Reprise des vols de rapatriement : le Premier ministre espagnol saura-t-il convaincre Macky Sall ?


Au mois de novembre dernier, la ministre des Affaires étrangères espagnole, a effectué une visite au Sénégal. L'objet de ce voyage était de convaincre les autorités sénégalaises de la nécessité de reprendre les vols de rapatriement pour arrêter les départs massifs à destination de l'Archipel des Canaries. Un accord aurait été signé entre les deux pays pour réorganiser ces retours qui étaient censés être les premiers depuis 2018.  Mais jusqu'à présent, aucun acte n'a été posé dans ce sens.

Depuis le début de l'année, deux tentatives de déportation ont été organisées sans succès. Le premier vol de rapatriement était prévu le 24 février mais a été reporté pour des raisons liées à la présence du virus dans le camp des sénégalais devant être retournés chez eux.

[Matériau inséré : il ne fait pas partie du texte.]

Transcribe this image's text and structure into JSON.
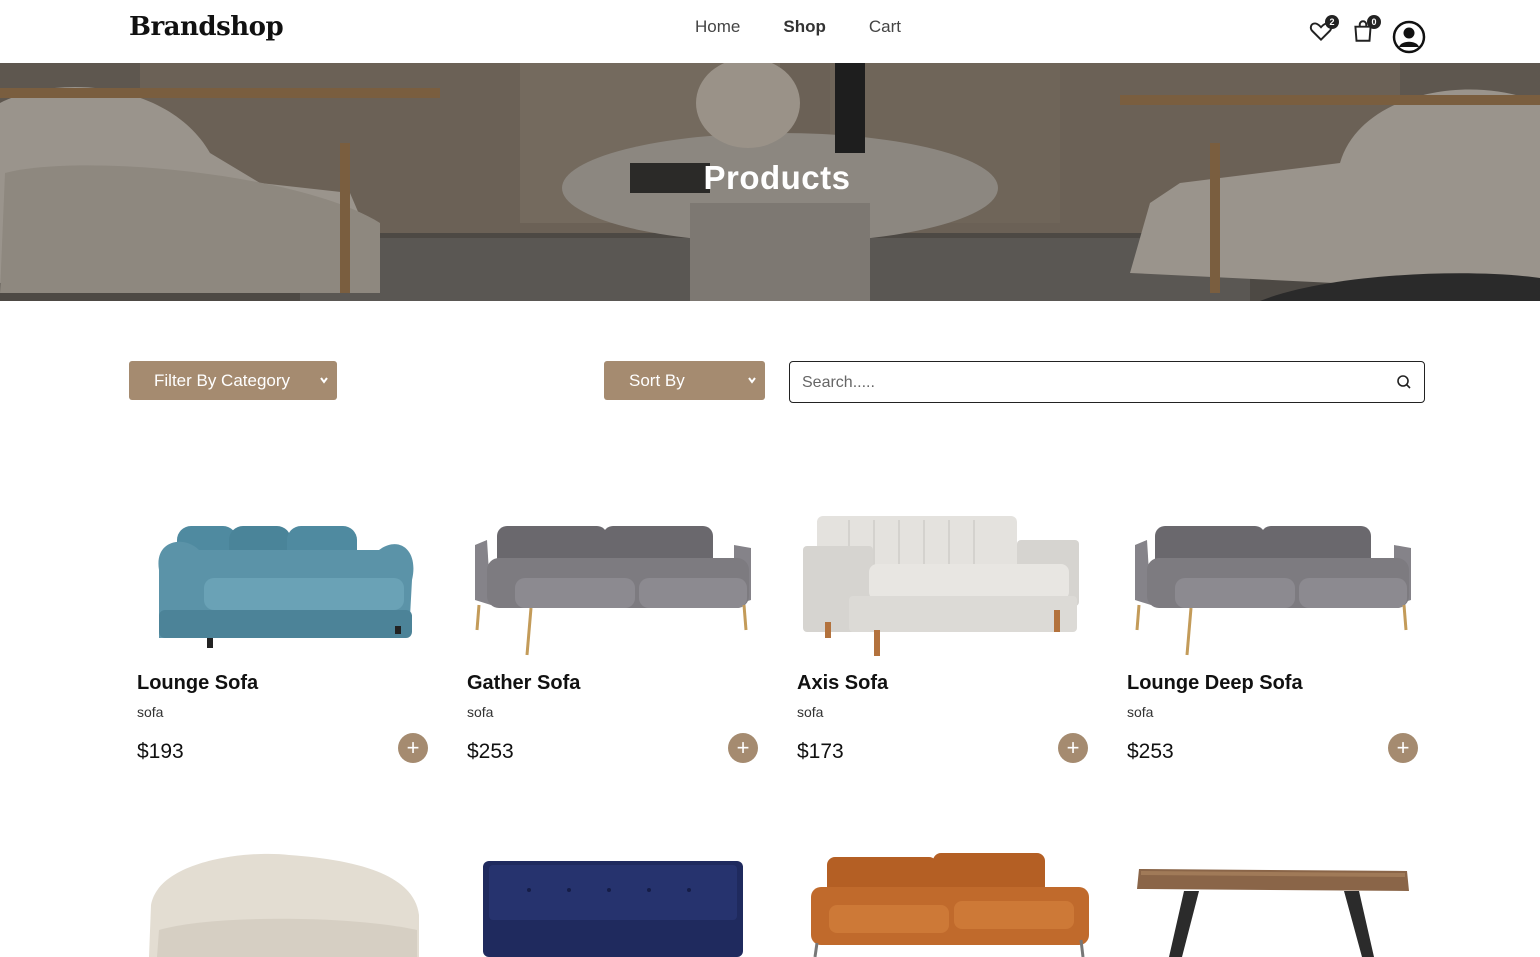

Mercredi 10 mars, un avion qui devait quitter l'aéroport de Madrid pour transiter à Tenerife et à Gran Canaria où attendaient des dizaines de sénégalais n'a pas finalement décollé. Le ministère espagnol de l'Intérieur a suspendu le vol sans en donner les raisons. Plus tard, on apprendra que c'est un rapport de l'ambassadeur espagnol sur la situation d'alors du Sénégal qui a dissuadé Madrid qui ne fait cependant que reculer pour mieux sauter. C'est le sens de la visite de Pedro Sanchez au Sénégal.

Attendu à Dakar dès ce jeudi en provenance d'Angola, le Premier ministre espagnol doit s'entretenir vendredi 9 avril avec le président du Sénégal, Macky Sall. L'émigration irrégulière sera sans doute au centre des discussions entre les deux hommes d'État. Le président du gouvernement espagnol tentera de convaincre le chef de l'État sénégalais sur la nécessité pour son pays de réduire la pression à laquelle les Îles Canaries sont soumises depuis le mois de septembre.

L'archipel a accueilli l'année dernière 23 023 migrants dont 4 539 sénégalais, selon les données du ministère espagnol de l'Intérieur. Pedro Sanchez doit trouver des arguments convaincants pour obtenir du chef de l'exécutif sénégalais la reprise sans délai des vols de rapatriement. C'est le moins qu'on puisse dire si l'on sait que le contexte s'y prête difficilement.

En mars, le Sénégal a connu des émeutes qui ont fait vaciller l'État. Ces troubles, quoi que partis d'une affaire privée opposant Ousmane Sonko à une jeune masseuse, ont permis aux victimes collatérales des mesures de restriction dues à la covid, de vider leur trop plein de frustration.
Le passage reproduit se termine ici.